As my wife, whom I love very much, reminds me from time to time, I assume too often that the readers of the blog actually know me. I hope this post helps you better understand where I am coming from as you read about the China that I know.
From time to time readers of the blog ask whether or not I even like living in China. They say things like, “If you don’t like it, why don’t you just go home?” In no time the comment section fills up with reasons why I should stay in China to continue my work, whatever that might be.
The truth is though, I love China.
Since high school I’ve been fascinated by everything about the country, and as surprising as this may be to regular readers, it was an interest in communism that first pulled me to learn about it (one teacher called me “that commie” in front of his other students). In my classes I would rush through my homework so that I could use the gained time to read Chinese history books I had borrowed from the library and scribble interesting bits into my dedicated China notebook.
When I started college, I signed up for East Asian Studies and filled my schedule so full of China related classes that by my second year I had already fulfilled most of the requirements for the degree. I added Anthropology as an excuse to take even more China related classes, and it gave me the foundation to organize my thoughts about Chinese culture.
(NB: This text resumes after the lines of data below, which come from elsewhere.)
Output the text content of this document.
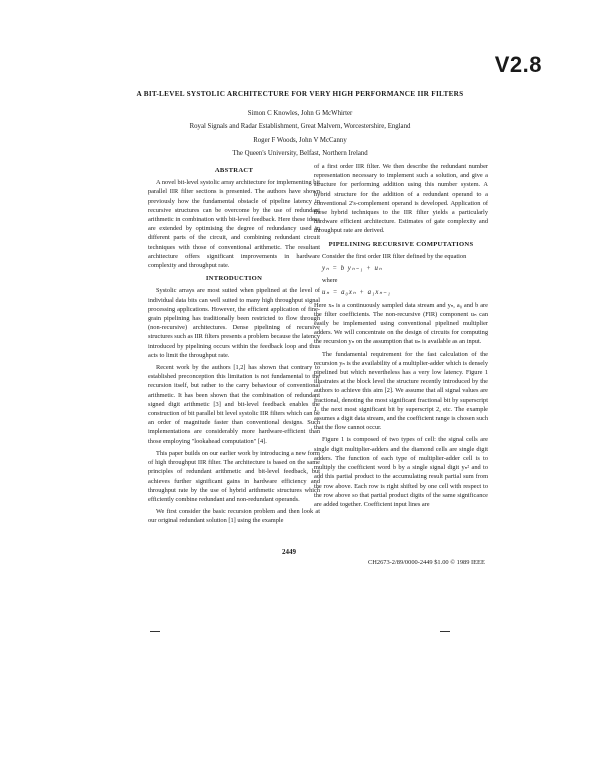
V2.8
A BIT-LEVEL SYSTOLIC ARCHITECTURE FOR VERY HIGH PERFORMANCE IIR FILTERS
Simon C Knowles, John G McWhirter
Royal Signals and Radar Establishment, Great Malvern, Worcestershire, England
Roger F Woods, John V McCanny
The Queen's University, Belfast, Northern Ireland
ABSTRACT

A novel bit-level systolic array architecture for implementing bit parallel IIR filter sections is presented. The authors have shown previously how the fundamental obstacle of pipeline latency in recursive structures can be overcome by the use of redundant arithmetic in combination with bit-level feedback. Here these ideas are extended by optimising the degree of redundancy used in different parts of the circuit, and combining redundant circuit techniques with those of conventional arithmetic. The resultant architecture offers significant improvements in hardware complexity and throughput rate.

INTRODUCTION

Systolic arrays are most suited when pipelined at the level of individual data bits can well suited to many high throughput signal processing applications. However, the efficient application of fine-grain pipelining has traditionally been restricted to flow through (non-recursive) architectures. Dense pipelining of recursive structures such as IIR filters presents a problem because the latency introduced by pipelining occurs within the feedback loop and thus acts to limit the throughput rate.

Recent work by the authors [1,2] has shown that contrary to established preconception this limitation is not fundamental to the recursion itself, but rather to the carry behaviour of conventional arithmetic. It has been shown that the combination of redundant signed digit arithmetic [3] and bit-level feedback enables the construction of bit parallel bit level systolic IIR filters which can be an order of magnitude faster than conventional designs. Such implementations are considerably more hardware-efficient than those employing "lookahead computation" [4].

This paper builds on our earlier work by introducing a new form of high throughput IIR filter. The architecture is based on the same principles of redundant arithmetic and bit-level feedback, but achieves further significant gains in hardware efficiency and throughput rate by the use of hybrid arithmetic structures which efficiently combine redundant and non-redundant operands.

We first consider the basic recursion problem and then look at our original redundant solution [1] using the example

of a first order IIR filter. We then describe the redundant number representation necessary to implement such a solution, and give a structure for performing addition using this number system. A hybrid structure for the addition of a redundant operand to a conventional 2's-complement operand is developed. Application of these hybrid techniques to the IIR filter yields a particularly hardware efficient architecture. Estimates of gate complexity and throughput rate are derived.

PIPELINING RECURSIVE COMPUTATIONS

Consider the first order IIR filter defined by the equation

yₙ = b yₙ₋₁ + uₙ

where

uₙ = a₀xₙ + a₁xₙ₋₁

Here xₙ is a continuously sampled data stream and yₙ, a₀ and b are the filter coefficients. The non-recursive (FIR) component uₙ can easily be implemented using conventional pipelined multiplier adders. We will concentrate on the design of circuits for computing the recursion yₙ on the assumption that uₙ is available as an input.

The fundamental requirement for the fast calculation of the recursion yₙ is the availability of a multiplier-adder which is densely pipelined but which nevertheless has a very low latency. Figure 1 illustrates at the block level the structure recently introduced by the authors to achieve this aim [2]. We assume that all signal values are fractional, denoting the most significant fractional bit by superscript 1, the next most significant bit by superscript 2, etc. The example assumes a digit data stream, and the coefficient range is chosen such that the flow cannot occur.

Figure 1 is composed of two types of cell: the signal cells are single digit multiplier-adders and the diamond cells are single digit adders. The function of each type of multiplier-adder cell is to multiply the coefficient word b by a single signal digit yₙ² and to add this partial product to the accumulating result partial sum from the row above. Each row is right shifted by one cell with respect to the row above so that partial product digits of the same significance are added together. Coefficient input lines are

2449
CH2673-2/89/0000-2449 $1.00 © 1989 IEEE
Finally, in 2007, I had the chance to visit the country I had already dedicated so much time to studying. I had the opportunity to see dozens of historical sites as well as get glimpses of Chinese family life as I traveled through 9 major cities.
It was very shortly after that trip that I signed up to be a volunteer in rural China. I arrived with a one year contract and a salary lower than what I had received working part-time as a butcher in college. After just 3 months of teaching, I had begun the paper work to add another year to my contract.
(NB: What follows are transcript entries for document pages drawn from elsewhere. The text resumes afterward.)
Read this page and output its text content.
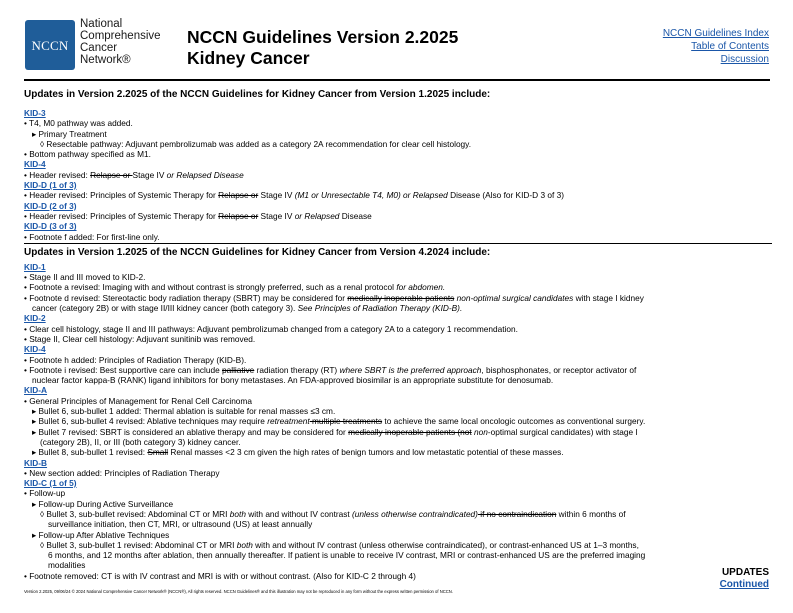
NCCN
National
Comprehensive
Cancer
Network®
NCCN Guidelines Version 2.2025
Kidney Cancer
NCCN Guidelines Index
Table of Contents
Discussion
Updates in Version 2.2025 of the NCCN Guidelines for Kidney Cancer from Version 1.2025 include:
KID-3
• T4, M0 pathway was added.
▸ Primary Treatment
◊ Resectable pathway: Adjuvant pembrolizumab was added as a category 2A recommendation for clear cell histology.
• Bottom pathway specified as M1.
KID-4
• Header revised: Relapse or Stage IV or Relapsed Disease
KID-D (1 of 3)
• Header revised: Principles of Systemic Therapy for Relapse or Stage IV (M1 or Unresectable T4, M0) or Relapsed Disease (Also for KID-D 3 of 3)
KID-D (2 of 3)
• Header revised: Principles of Systemic Therapy for Relapse or Stage IV or Relapsed Disease
KID-D (3 of 3)
• Footnote f added: For first-line only.
Updates in Version 1.2025 of the NCCN Guidelines for Kidney Cancer from Version 4.2024 include:
KID-1
• Stage II and III moved to KID-2.
• Footnote a revised: Imaging with and without contrast is strongly preferred, such as a renal protocol for abdomen.
• Footnote d revised: Stereotactic body radiation therapy (SBRT) may be considered for medically inoperable patients non-optimal surgical candidates with stage I kidney
cancer (category 2B) or with stage II/III kidney cancer (both category 3). See Principles of Radiation Therapy (KID-B).
KID-2
• Clear cell histology, stage II and III pathways: Adjuvant pembrolizumab changed from a category 2A to a category 1 recommendation.
• Stage II, Clear cell histology: Adjuvant sunitinib was removed.
KID-4
• Footnote h added: Principles of Radiation Therapy (KID-B).
• Footnote i revised: Best supportive care can include palliative radiation therapy (RT) where SBRT is the preferred approach, bisphosphonates, or receptor activator of
nuclear factor kappa-B (RANK) ligand inhibitors for bony metastases. An FDA-approved biosimilar is an appropriate substitute for denosumab.
KID-A
• General Principles of Management for Renal Cell Carcinoma
▸ Bullet 6, sub-bullet 1 added: Thermal ablation is suitable for renal masses ≤3 cm.
▸ Bullet 6, sub-bullet 4 revised: Ablative techniques may require retreatment multiple treatments to achieve the same local oncologic outcomes as conventional surgery.
▸ Bullet 7 revised: SBRT is considered an ablative therapy and may be considered for medically inoperable patients (not non-optimal surgical candidates) with stage I
(category 2B), II, or III (both category 3) kidney cancer.
▸ Bullet 8, sub-bullet 1 revised: Small Renal masses <2 3 cm given the high rates of benign tumors and low metastatic potential of these masses.
KID-B
• New section added: Principles of Radiation Therapy
KID-C (1 of 5)
• Follow-up
▸ Follow-up During Active Surveillance
◊ Bullet 3, sub-bullet revised: Abdominal CT or MRI both with and without IV contrast (unless otherwise contraindicated) if no contraindication within 6 months of
surveillance initiation, then CT, MRI, or ultrasound (US) at least annually
▸ Follow-up After Ablative Techniques
◊ Bullet 3, sub-bullet 1 revised: Abdominal CT or MRI both with and without IV contrast (unless otherwise contraindicated), or contrast-enhanced US at 1–3 months,
6 months, and 12 months after ablation, then annually thereafter. If patient is unable to receive IV contrast, MRI or contrast-enhanced US are the preferred imaging
modalities
• Footnote removed: CT is with IV contrast and MRI is with or without contrast. (Also for KID-C 2 through 4)	UPDATES
Continued
Version 2.2025, 09/06/24 © 2024 National Comprehensive Cancer Network® (NCCN®), All rights reserved. NCCN Guidelines® and this illustration may not be reproduced in any form without the express written permission of NCCN.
After that second year, I was given the option to extend for another three years, and I agreed to it without any discussion of salary. I can say in complete honesty that I didn’t care how much I was going to be paid. I have a job that gives me a sense of purpose, my work is appreciated by my colleagues, and I am challenged in someway everyday.
I’ve spent my last 5 birthdays in China. My wife and I met in Guangxi, were engaged in Chengdu, and started our married life together in Nanjing. This country has shaped who I am.
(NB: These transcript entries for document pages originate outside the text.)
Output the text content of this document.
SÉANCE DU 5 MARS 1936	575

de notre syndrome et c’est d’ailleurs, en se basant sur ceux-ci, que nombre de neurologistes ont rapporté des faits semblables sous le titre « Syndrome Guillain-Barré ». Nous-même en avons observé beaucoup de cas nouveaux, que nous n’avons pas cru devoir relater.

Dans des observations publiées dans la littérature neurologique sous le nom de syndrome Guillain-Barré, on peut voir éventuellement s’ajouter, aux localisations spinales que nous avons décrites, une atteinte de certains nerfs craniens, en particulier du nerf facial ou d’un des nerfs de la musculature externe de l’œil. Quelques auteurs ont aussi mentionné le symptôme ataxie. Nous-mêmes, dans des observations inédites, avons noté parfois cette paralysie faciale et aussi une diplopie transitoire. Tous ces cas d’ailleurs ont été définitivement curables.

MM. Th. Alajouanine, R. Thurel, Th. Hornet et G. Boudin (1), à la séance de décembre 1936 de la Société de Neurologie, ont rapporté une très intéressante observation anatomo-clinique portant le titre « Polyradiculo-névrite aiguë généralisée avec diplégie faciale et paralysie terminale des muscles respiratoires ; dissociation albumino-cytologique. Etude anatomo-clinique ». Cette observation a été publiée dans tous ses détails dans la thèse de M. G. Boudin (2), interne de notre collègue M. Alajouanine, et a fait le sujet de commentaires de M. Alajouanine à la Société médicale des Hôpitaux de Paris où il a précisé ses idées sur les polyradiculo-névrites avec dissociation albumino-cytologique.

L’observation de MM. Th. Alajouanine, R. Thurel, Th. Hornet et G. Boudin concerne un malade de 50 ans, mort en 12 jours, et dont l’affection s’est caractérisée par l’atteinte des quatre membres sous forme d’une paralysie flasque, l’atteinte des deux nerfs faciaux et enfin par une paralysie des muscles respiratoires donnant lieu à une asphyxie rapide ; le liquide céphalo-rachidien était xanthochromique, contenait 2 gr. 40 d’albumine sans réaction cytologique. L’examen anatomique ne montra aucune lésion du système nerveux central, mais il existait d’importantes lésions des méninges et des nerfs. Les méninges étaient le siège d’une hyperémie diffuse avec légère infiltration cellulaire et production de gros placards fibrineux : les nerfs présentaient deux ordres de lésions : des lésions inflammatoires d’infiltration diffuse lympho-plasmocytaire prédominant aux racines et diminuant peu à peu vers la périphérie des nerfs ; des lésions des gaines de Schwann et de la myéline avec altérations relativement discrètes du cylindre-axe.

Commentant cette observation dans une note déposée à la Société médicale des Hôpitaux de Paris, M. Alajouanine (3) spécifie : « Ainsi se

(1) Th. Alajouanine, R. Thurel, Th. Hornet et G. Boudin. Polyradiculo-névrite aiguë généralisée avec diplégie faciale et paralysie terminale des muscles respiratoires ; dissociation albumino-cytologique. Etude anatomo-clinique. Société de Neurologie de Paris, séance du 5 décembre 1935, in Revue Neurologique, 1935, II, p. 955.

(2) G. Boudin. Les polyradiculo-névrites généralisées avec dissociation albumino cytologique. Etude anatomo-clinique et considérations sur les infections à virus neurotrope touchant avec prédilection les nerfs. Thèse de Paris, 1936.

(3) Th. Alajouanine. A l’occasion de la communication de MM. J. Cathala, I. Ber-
When people think I dislike China they don’t realize that the things that make China such a great place are very hard to put into writing.
How do you accurately capture students’ enthusiasm? How do you describe the warmth and smell that comes from a bowl of dumplings you just spent the last hour folding with friends? Sharing stories from different worlds, and still finding similarities; walking through temples that have been frequented by pilgrims for thousands of years and being enveloped by a cloud of incense meant to carry prayers to the Buddha; enjoying a glass of jasmine tea in a park in Chengdu on a sunny winter day while struggling to learn yet another version of mahjong; these are the simple joys that have sustained me during my 5 years in China (roughly 20% of my life).
When I look back at those years, I don’t regret a second of my time spent serving others. I’m pulled back, again and again, to the classrooms of rural Guangxi full of wonderful students, and hope that in some small way, I can shed light on their concerns and their hopes for China.